Deadline for manuscript submissions: closed (31 May 2019).

Special Issue Editors

Guest Editor
Dr. Vincenzo Guarino Website E-Mail
Institute of Polymers, Composite and Biomaterials, National Research Council of Italy, Mostra D’Oltremare, Pad.20, V.le Kennedy 54, 80125, Naples, Italy
Interests: biomaterials; hydrogels; tissue engineering; electro fluid dynamic processes; drug delivery
Guest Editor
Dr.
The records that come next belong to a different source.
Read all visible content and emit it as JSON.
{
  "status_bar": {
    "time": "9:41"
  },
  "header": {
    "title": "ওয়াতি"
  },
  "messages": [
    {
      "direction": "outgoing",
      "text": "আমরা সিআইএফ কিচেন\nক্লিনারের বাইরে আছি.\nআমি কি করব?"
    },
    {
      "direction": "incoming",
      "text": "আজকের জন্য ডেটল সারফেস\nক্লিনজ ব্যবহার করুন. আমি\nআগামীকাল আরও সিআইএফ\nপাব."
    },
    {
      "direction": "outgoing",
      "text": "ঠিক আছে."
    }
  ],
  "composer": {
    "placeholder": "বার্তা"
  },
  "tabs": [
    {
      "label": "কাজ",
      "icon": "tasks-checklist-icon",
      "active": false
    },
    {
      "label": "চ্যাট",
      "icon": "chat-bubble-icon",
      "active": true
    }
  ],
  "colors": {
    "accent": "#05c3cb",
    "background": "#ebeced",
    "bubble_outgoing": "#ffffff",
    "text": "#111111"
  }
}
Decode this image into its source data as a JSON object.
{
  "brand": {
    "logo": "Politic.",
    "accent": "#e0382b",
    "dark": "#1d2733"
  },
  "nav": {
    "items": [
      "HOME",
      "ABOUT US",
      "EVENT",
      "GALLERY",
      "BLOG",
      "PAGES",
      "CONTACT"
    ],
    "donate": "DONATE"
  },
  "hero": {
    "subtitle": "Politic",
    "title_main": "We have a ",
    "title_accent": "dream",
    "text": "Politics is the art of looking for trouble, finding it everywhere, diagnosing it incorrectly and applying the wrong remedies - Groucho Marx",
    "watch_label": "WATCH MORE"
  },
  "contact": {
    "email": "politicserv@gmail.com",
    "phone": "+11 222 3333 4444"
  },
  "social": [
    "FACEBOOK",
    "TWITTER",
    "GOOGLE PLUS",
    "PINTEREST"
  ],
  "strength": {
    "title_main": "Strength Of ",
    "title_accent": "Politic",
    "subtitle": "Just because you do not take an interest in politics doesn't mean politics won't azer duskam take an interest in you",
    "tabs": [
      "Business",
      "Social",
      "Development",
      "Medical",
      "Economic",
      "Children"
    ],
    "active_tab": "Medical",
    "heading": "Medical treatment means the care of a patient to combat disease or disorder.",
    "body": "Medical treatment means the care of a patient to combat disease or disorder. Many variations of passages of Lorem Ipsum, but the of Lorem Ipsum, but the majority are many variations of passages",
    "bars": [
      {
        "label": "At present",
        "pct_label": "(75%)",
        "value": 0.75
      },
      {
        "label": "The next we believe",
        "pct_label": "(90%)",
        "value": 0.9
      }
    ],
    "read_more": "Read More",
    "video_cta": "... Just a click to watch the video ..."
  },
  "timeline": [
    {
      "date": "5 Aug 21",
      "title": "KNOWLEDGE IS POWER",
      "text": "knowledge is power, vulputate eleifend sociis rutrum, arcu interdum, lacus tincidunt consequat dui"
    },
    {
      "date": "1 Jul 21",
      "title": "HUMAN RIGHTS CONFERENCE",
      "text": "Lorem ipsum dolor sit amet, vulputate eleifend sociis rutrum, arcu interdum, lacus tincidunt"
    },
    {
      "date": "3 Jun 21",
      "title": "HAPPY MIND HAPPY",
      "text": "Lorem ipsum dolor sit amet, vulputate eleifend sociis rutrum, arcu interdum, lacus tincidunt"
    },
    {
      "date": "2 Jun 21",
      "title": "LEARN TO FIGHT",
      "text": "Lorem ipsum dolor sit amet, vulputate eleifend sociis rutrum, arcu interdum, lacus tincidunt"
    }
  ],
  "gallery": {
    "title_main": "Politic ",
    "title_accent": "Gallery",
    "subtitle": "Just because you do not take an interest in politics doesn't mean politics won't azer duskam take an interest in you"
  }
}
Liliana Pires Website E-Mail
International Iberian Nanotechnology Laboratory, Braga, Portugal
Interests: drug and gene delivery; transdermal drug delivery; microneedles; biosensing; biomedical drug delivery devices; controlled and feedback-induced drug delivery

Special Issue Information

Dear Colleagues,

The increasing demand of smart carriers with superior functionalities and release profiles is leading to the development of innovative processes or the re-definition of pre-existing ones to design bioinspired drug delivery systems (DDS), not only addressed to improve drug loading capabilities, but also to uptake cells and/or to release biomolecules (i.e., viruses, bacteria, genes, molecular fragments) and/or drugs within selected targets. Today, innovative delivery systems can be engineered by organic and/or inorganic particles with controlled chemical or physical properties able to reproduce/support specific functions of biological tissues with relevant benefits for therapeutic applications. Different functional biopolymers (i.e., soft gels, polyelectrolytes, conjugate polymers) can be successfully used to encapsulate cells and/or to administer drugs or biomolecules through highly programmable time and space delivery routes. Moreover, the addition of biological recognition sites (i.e., proteins, peptides, etc.) further allows more efficiently guide cellular activities and synchronizing responses to environmental stimulation, in order to design bioinspired DDS for in vivo targeting.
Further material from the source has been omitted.